Using a script to send a GET or post is one of the simplest and most frequent things; then why do I have to yy again? Because not only practice makes perfect, ripe still can produce a lot of things come, see is with who born!
I think it's necessary to go over it again. HTTP protocol and Get/post request the corresponding content and format of the basic knowledge; but I'm not going to make this brief, I want you to take a look at some of those things like "when you use a browser to open a URL, what happened"?

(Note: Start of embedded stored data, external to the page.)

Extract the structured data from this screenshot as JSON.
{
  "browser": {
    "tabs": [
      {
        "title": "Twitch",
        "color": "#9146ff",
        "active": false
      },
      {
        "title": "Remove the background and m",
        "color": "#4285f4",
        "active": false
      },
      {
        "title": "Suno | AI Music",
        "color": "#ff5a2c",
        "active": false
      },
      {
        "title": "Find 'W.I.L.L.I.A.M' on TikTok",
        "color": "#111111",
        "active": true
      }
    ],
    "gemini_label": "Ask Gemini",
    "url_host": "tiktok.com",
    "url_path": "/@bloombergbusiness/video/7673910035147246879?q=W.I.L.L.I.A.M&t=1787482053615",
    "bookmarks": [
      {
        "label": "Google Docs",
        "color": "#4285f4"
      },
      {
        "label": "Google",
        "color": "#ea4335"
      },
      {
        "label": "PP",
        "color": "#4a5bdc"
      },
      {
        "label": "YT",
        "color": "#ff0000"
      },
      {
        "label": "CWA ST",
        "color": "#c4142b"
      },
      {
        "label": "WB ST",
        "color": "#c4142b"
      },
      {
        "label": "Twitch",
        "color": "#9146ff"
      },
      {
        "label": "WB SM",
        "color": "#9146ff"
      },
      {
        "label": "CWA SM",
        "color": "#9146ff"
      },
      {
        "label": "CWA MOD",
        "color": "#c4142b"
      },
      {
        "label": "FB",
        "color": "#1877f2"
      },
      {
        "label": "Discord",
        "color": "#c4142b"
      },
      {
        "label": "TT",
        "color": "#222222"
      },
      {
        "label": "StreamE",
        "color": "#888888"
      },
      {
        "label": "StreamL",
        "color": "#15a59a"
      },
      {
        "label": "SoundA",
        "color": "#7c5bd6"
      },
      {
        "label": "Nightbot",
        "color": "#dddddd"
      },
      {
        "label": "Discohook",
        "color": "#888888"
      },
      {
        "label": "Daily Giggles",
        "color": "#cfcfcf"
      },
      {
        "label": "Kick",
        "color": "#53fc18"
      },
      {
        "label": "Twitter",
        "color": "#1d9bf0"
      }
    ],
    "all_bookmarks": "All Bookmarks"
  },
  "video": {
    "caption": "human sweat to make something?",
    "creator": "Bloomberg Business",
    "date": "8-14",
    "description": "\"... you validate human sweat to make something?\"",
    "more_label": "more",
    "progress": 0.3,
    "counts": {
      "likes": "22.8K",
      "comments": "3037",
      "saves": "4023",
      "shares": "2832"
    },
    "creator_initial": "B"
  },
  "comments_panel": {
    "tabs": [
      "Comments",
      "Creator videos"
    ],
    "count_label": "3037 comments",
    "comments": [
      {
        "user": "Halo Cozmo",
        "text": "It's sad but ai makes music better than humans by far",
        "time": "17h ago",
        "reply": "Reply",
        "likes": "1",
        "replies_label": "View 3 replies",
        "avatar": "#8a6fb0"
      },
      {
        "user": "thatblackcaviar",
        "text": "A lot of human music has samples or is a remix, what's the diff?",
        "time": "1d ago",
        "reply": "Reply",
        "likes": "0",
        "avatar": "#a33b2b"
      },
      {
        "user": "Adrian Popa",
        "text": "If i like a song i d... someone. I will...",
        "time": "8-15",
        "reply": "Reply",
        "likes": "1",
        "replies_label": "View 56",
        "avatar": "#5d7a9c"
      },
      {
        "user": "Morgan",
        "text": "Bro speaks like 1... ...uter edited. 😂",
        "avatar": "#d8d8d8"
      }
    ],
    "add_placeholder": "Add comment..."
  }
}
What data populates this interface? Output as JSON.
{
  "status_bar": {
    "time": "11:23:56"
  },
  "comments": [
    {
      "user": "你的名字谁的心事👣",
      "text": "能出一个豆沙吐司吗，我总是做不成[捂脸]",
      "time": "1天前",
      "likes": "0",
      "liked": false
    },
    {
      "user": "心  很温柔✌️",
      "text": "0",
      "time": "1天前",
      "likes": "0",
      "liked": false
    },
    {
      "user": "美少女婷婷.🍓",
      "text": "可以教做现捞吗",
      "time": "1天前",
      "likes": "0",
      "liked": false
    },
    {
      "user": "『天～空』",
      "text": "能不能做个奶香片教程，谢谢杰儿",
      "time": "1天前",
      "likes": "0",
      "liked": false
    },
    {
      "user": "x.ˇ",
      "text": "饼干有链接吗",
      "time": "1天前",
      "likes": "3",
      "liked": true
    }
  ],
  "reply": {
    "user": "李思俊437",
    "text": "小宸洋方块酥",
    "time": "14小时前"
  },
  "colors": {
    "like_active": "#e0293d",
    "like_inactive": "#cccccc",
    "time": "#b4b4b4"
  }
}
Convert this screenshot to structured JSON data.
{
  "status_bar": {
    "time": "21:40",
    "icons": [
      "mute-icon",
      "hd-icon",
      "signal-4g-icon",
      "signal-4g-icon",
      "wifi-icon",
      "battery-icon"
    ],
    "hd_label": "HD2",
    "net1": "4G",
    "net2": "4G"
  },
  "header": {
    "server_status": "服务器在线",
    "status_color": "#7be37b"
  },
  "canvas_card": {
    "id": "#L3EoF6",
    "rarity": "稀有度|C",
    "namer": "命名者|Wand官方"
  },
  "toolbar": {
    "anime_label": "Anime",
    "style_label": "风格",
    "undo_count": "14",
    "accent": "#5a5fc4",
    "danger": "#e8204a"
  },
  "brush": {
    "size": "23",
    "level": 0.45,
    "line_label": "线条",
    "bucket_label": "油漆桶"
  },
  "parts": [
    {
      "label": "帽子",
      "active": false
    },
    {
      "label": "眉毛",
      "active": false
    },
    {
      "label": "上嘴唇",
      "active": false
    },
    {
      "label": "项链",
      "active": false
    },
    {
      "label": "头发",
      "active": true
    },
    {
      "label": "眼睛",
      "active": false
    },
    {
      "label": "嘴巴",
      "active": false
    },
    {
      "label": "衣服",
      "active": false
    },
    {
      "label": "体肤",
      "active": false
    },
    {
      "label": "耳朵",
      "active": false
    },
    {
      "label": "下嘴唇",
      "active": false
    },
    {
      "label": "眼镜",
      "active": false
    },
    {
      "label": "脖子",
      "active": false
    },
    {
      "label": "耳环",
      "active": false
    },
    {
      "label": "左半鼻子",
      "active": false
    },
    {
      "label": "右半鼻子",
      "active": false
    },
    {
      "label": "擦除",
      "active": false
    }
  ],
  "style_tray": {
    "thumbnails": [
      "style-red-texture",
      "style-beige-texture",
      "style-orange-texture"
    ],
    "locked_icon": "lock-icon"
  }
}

Python sends get/post that may be involved in Lib:urllib, Urllib2, cookielib; As for other things such as handling HTML are not covered in this topic:
Request Www.111cn.net's homepage:
>>> Import Urllib2
>>> print Urllib2.urlopen (' http://www.111cn.net '). Read ()
>>> Import Urllib2
>>> print Urllib2.urlopen (' http://www.111cn.net '). Read ()
The above is Hello world level, but geek programmers often find that the printed things, because of the URL and different---nonsense, of course, not to say content, refers to style!!! Excellent site, its source code is often in all aspects of a high level, including Unicode coding, security, performance and so on.
Simulate the browser to open a login URL and log in successfully via post:
This is a special case, so I'm going to write a slightly more comprehensive point to cover as many common situations as possible, including but not limited to: cookies, password encryption, HTTPS, simple authentication codes, IP restrictions , fully pretending to be a browser and so on.
The minimum form to send a POST request:
>>> import urllib
>>> import urllib2
> >> import cookielib
>>> CJ = Cookielib. Cookiejar ()
>>> opener = Urllib2.build_opener (urllib2. Httpcookieprocessor (CJ))
>>> opener.addheaders = [(' User-agent ', ' mozilla/4.0 ' (compatible; MSIE 7.0; Windows NT 5.1)]
>>> Urllib2.install_opener (opener)
>>> req = Urllib2. Request ("Http://xxoo.com", Urllib.urlencode ({"username": "root", "password": "Rootxxoo"})
>>> resp = urllib2.urlopen (req)
>>> print resp.read ()
>>> Imp ORT urllib
>>> import urllib2
>>> import cookielib
>>> CJ = Cookielib. Cookiejar ()
>>> opener = Urllib2.build_opener (urllib2. Httpcookieprocessor (CJ))
>>> opener.addheaders = [(' User-agent ', ' mozilla/4.0] (compatible; MSIE 7.0; Windows NT 5.1)]
>>> Urllib2.install_opener (opener)
>>> req = urllib2. Request ("Http://xxoo.com", Urllib.urlencode ({"username": "root", "password": "Rootxxoo"}))
>>> resp = urllib2.urlopen (req)
>>> Print Resp.read ()
Some caveats or best practices:
A If the post fails because of a cookie problem, it is best to log in with a real browser, and then use debugging tools such as Firebug to view the actual request and response header information, as well as cookie data!
B In addition to cookies, there are many other ways to achieve some security or other purposes, cookies can save the data is 4k, and completely open to the client.
C in fact, the first important thing is to read the source code, the naked eye to resolve the form and its action and parameters, and make clear logic, then to simulate, but this step is often the beginning of the wits stage; some programmers always use tricks to flirt with you, such as appending meaningless arguments Append random numbers and name them as variables that look like business data, and others like to play math, such as prime number arithmetic.
D Authentication code problem: Divided into many kinds, some programmers are relatively tender, so you can analyze the bypass, and the general Security verification Code, you need to request some authentication code back to build the library, do feature recognition; As for the very abnormal verification code, I suggest you give up this idea, do not have to identify!
E Online discuz! analog login, in fact, are mostly theory; the real program is in those professional posting companies there.